Lembrei de um punhado de coisas que tinha esquecido. Da sensação absurda de não haver um resquício de serotonina no meu corpo inteiro. Do grande vazio que eu sentia. E corrigi: do grande vazio que sinto.
Deve haver algum sentido. E se do alto das minhas 81 encarnações não houver sentido nenhum em 81 vidas, em 81 desilusões consecutivas, em 81 quedas e pior, 81 recomeços?
Sabe, o mais triste é ter esperança.
Tem uma parte do jogo em que fica bem você desistir, e admitir que perdeu. Pronto, perdi. É importante ser bom perdedor. Como eu, desistindo desse post sem coerência nenhuma.
Era tarde, era cinza, era inverno.
Como São Paulo de outra época, garoava, e eu esperava o bonde na estação de metrô.

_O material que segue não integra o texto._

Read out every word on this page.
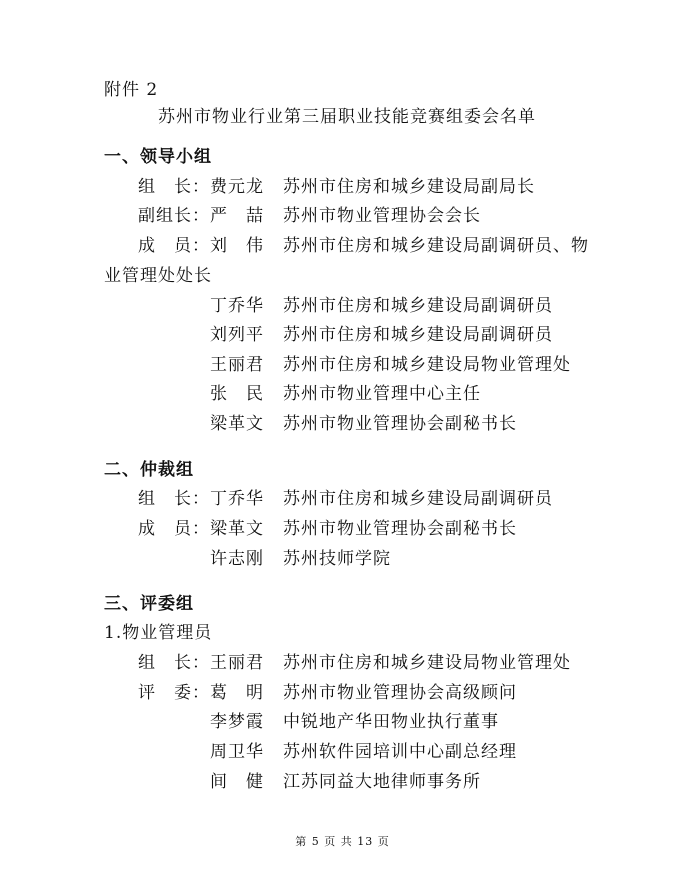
附件 2
苏州市物业行业第三届职业技能竞赛组委会名单
一、领导小组
组　长： 费元龙 苏州市住房和城乡建设局副局长
副组长： 严　喆 苏州市物业管理协会会长
成　员： 刘　伟 苏州市住房和城乡建设局副调研员、物
业管理处处长
丁乔华 苏州市住房和城乡建设局副调研员
刘列平 苏州市住房和城乡建设局副调研员
王丽君 苏州市住房和城乡建设局物业管理处
张　民 苏州市物业管理中心主任
梁革文 苏州市物业管理协会副秘书长
二、仲裁组
组　长： 丁乔华 苏州市住房和城乡建设局副调研员
成　员： 梁革文 苏州市物业管理协会副秘书长
许志刚 苏州技师学院
三、评委组
1.物业管理员
组　长： 王丽君 苏州市住房和城乡建设局物业管理处
评　委： 葛　明 苏州市物业管理协会高级顾问
李梦霞 中锐地产华田物业执行董事
周卫华 苏州软件园培训中心副总经理
间　健 江苏同益大地律师事务所
第 5 页 共 13 页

Como em dias imemoráveis, como com olhos de outros tempos, eu enterrava minha misantropia no asfalto molhado, que não sabia absorvê-la, porque é concreto, e acabava refletindo em mim as minhas dores eternas.
Quem é que não tem dor?
Ela é tudo que tenho; é quase uma obrigação que eu goste dela.